Visualizzazione post con etichetta Aldorino Iezzone. Mostra tutti i post
Visualizzazione post con etichetta Aldorino Iezzone. Mostra tutti i post

martedì 5 maggio 2020

I partigiani alla battaglia di Sella Carpe ed il ferimento del comandante Erven

Sella Carpe
Sul finire del giugno 1944, protagonista il 16° distaccamento della neo costituita IX^ Brigata d'Assalto Garibaldi "Felice Cascione", ebbe luogo una battaglia combattuta all'altezza del bivio di Sella Carpe, da cui partono le ramificazioni che conducono l'una a Monte Ceppo, l'altra a Vignai e Badalucco.
I garibaldini che si accingevano ad attaccare alcuni camion tedeschi diretti a Carmo Langan [località di Castelvittorio (IM)], erano divisi in due squadre nascoste nel fitto bosco a pochi metri dal bivio.
Rocco Fava di Sanremo (IM), La Resistenza nell'Imperiese.

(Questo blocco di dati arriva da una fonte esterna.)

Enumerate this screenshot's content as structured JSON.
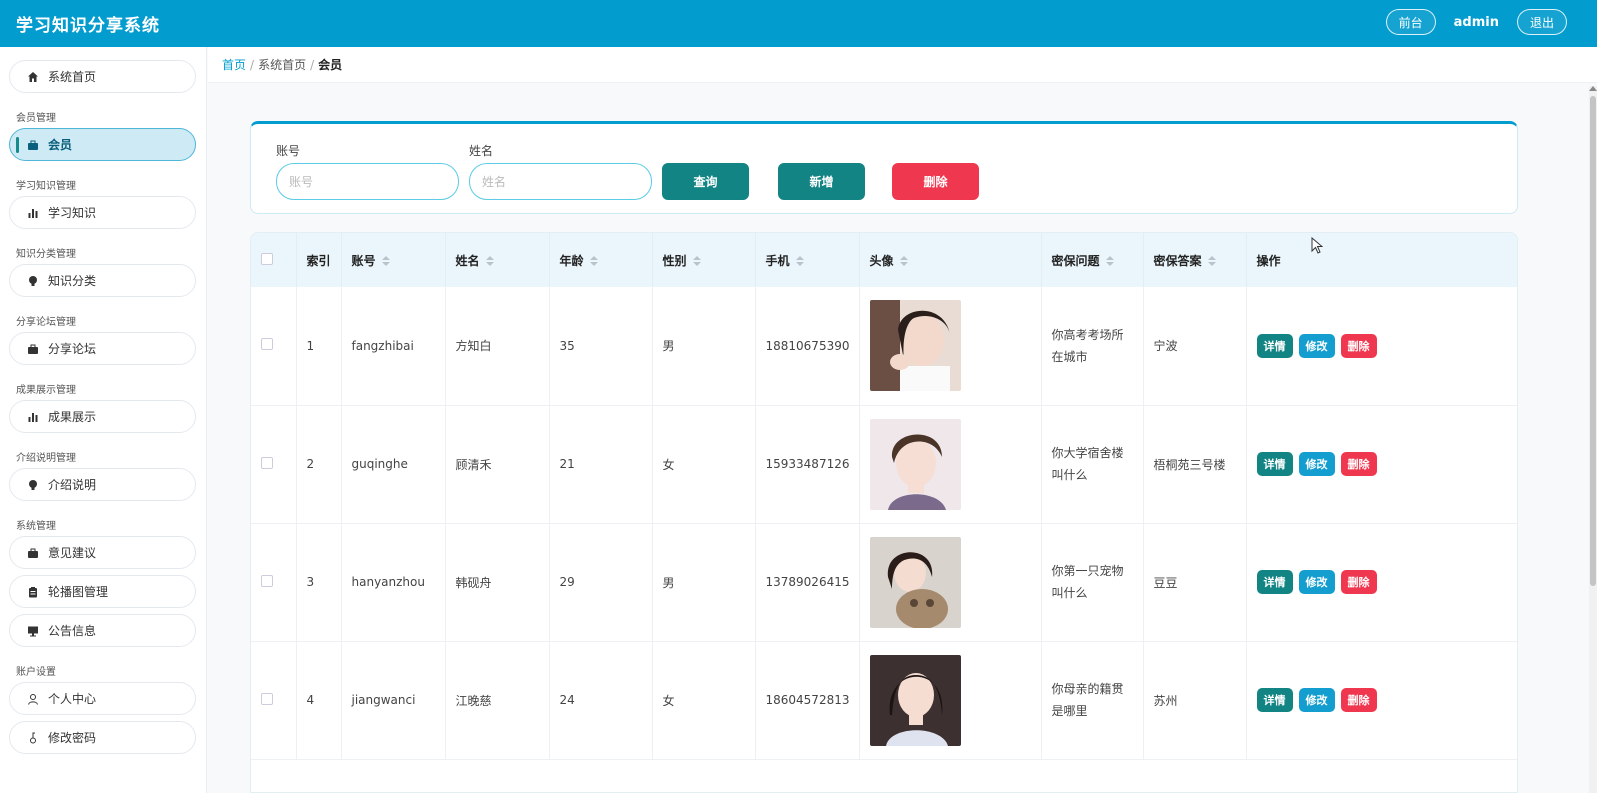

Un saggio di regestazione della documentazione inedita dell'Istituto Storico della Resistenza e dell'Età Contemporanea di Imperia (1 gennaio - 30 Aprile 1945) - Tomo I - Tesi di Laurea, Università degli Studi di Trieste, Facoltà di Scienze della Formazione, Corso di Laurea in Pedagogia - Anno Accademico 1998 - 1999

La battaglia di Sella Carpe segna l'inizio d'una serie di dieci giorni tempestosi per tutta la Resistenza della nostra provincia.
In modo particolare, l'uragano di ferro e di fuoco nazifascista s'abbatte sulle formazioni partigiane della IX Brigata e sugli abitanti del territorio occidentale della provincia, dalla valle dell'Impero fino al confine francese. 
 
Ventisette giugno [1944]: nella zona i Tedeschi si trovano in difficoltà. La loro sola guarnigione stabile è localizzata sul monte Ceppo, che domina Carmo Langan; ma ogni via d'accesso è chiusa o minacciata dalle forze garibaldine, ed i nazisti non intendono rimanere in quella precaria situazione.
Il 16° distaccamento, costituito fresco fresco, si trova a Pian Colombo, vicino a Vignai [Frazione di Baiardo (IM)]; ma, in quel mattino, è ridotto rispetto al numero dei suoi effettivi perché, sul far dell'alba, un gruppo, composto dal capo squadra tenente Giulio Ferrari (Burdelusu) e dai garibaldini «Milano» e «Lingera», aveva accompagnato Candido Bertassi (Capitano Umberto) [di una formazione autonoma] dal comandante «Vittò» [Ivano/Vitò, Giuseppe Vittorio Guglielmo]. 
Un'altra squadra è in missione, alla volta della Maddalena. 
Una terza, infine, è partita il giorno precedente per far saltare il ponte di Isolabona. 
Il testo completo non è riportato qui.